The Hits of the 1790s: Charles Dibdin’s "The Wags"
David Chandler
Thursday, October 7, 2021
We have received the following from David Chandler (Retrospect Opera):
Charles Dibdin’s The Wags (1790) was by far the most successful of his celebrated one-man shows, or, as he liked to call them (developing the idea of tabletalk), “Table Entertainments.” As the leading singer-songwriter of his era, he would stand behind a piano, alternating speaking and singing to his audience, bringing a wide range of comic characters to life. Dibdin published most of the songs individually, and as he would often refresh his successful shows with new songs, the number of published songs often greatly exceeds the number of songs that would appear in a single rendition of the entertainment. In a typical performance he would sing around 18 songs, a few of which would probably get encored. In total, Dibdin published 37 songs as from The Wags.

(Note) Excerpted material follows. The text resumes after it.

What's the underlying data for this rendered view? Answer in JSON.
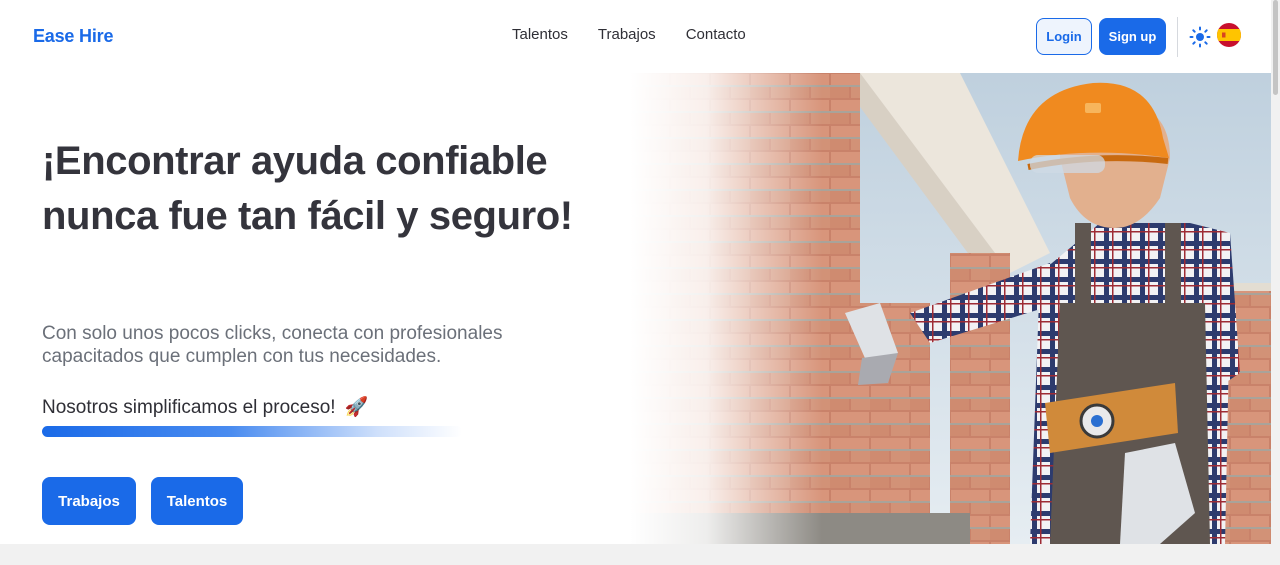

Although Dibdin published the songs, he did not publish the spoken parts of the Table Entertainments. For this reason, it has sometimes been suggested that the shows as a whole are unrecoverable. However, there is a mass of manuscript material in the British Library (Add. Mss. 30,960–30,962), and from this material the Dibdin scholar David Chandler has been able to recreate The Wags as it was originally performed. This has been recorded with an appropriate 1801 Broadwood piano. The CD release from Retrospect Opera contains a complete edited text of The Wags and introductory essays by Chandler and John Cunningham. There is also a YouTube version.
Sometimes Dibdin would present a truncated version of his full-length Table Entertainment and follow it with a separate “afterpiece.” Retrospect Opera has also recorded one of these afterpieces, Christmas Gambols (1795), which has a strong seasonal theme and offers, in fact, the fullest picture we have of an eighteenth-century Christmas.